Thursday, February 26, 2009

What to Think About Whilst Making Art

"No man but a blockhead ever wrote, except for money," Samuel Johnson used to say.
A non-annoying Slate article reviewing new biographies of the ugliest, unhappiest, most prodigious writer this world has ever known.

Oh, wait, my bad, it does get a little annoying:
Reading about his life makes clear that Johnson's hard-won independence was something different from the much-celebrated freedom offered by the Internet, which allows any literate person a platform in the form of a Web site or blog. The democracy of the new medium is a good thing, of course, but like our democratic society itself, the Internet tends to encourage amateurism and atomization. It is hard to see how a writer like Johnson could arise in a future when writing is something done casually, in brief blog bursts in one's spare time. And it may not be long before the kind of professional confidence and expertise that Johnson cultivated over a lifetime of paid work will appear as regrettably obsolete as books and newspapers themselves.

This notion of “independence” means what, actually?
Until he was granted a modest royal pension, at the age of 53, he was never financially secure.

Oh, so independence means “being paid by the Queen.” I’m guessing you won’t find too many attacks on the monarchy in his oeuvre. But what were the economic conditions that enabled him to write so much?
Only one thing allowed Johnson's "struggle" to end in a victory. That was London's thriving print culture, which allowed a man like Johnson—a man without connections, good looks, or money—to make it as a writer.

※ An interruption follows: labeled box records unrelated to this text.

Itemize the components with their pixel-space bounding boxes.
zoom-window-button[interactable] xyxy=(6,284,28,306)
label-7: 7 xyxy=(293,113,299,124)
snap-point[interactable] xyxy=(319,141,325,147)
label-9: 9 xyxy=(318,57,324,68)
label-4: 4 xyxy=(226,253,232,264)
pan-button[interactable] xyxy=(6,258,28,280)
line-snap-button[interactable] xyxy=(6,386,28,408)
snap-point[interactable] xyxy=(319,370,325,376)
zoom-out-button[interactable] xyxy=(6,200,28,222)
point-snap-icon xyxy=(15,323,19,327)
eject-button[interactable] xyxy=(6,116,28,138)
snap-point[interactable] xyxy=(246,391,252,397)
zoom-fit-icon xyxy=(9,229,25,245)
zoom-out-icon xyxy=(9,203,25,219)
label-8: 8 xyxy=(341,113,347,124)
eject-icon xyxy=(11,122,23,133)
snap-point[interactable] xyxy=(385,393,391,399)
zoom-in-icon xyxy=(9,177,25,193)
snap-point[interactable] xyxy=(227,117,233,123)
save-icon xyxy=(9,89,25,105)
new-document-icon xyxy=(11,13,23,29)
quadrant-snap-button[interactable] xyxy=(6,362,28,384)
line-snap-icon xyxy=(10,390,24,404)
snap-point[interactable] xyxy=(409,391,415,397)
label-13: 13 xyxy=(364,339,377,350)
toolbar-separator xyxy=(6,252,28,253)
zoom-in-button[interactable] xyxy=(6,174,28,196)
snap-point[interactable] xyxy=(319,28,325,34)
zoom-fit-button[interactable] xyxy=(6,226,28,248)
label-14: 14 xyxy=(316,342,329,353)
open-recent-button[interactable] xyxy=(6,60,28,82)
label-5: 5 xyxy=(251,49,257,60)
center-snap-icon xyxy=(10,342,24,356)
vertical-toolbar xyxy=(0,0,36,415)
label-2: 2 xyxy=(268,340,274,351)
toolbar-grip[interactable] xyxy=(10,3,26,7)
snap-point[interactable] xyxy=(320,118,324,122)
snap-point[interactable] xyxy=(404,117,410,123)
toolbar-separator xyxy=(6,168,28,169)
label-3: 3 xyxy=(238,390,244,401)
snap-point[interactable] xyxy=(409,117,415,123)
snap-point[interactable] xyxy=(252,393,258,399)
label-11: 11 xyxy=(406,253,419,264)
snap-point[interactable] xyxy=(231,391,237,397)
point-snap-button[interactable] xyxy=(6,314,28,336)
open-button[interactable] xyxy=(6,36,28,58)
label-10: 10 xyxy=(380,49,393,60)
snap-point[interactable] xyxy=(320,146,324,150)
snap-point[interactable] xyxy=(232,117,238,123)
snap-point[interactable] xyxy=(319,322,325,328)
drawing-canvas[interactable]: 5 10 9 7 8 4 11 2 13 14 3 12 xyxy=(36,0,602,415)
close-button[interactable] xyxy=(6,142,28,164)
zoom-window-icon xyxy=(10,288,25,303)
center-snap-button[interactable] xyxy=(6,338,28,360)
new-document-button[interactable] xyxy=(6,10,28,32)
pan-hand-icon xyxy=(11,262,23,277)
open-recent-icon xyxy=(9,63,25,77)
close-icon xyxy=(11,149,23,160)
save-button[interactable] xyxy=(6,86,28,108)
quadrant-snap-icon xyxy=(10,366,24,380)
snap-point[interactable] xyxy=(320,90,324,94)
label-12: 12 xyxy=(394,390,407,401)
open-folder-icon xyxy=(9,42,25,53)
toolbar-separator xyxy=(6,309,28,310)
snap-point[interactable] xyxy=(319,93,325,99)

Being a professional writer allowed, and compelled, him to turn his indolence into industry: to read and learn about every subject imaginable, so that he could write about them; to try his hand at any genre that would sell; to find the demand in the market (for a dictionary or a biography or a periodical) and meet it.

Hmmm… “find the demand in the market.” Sounds like some version of capitalism, a key element of our democratic society, which seems to be the EXACT conditions under which we are now with the Internet.

So if any of you are ugly or unhappy enough, looks like the job of the “next Samuel Johnson” is open!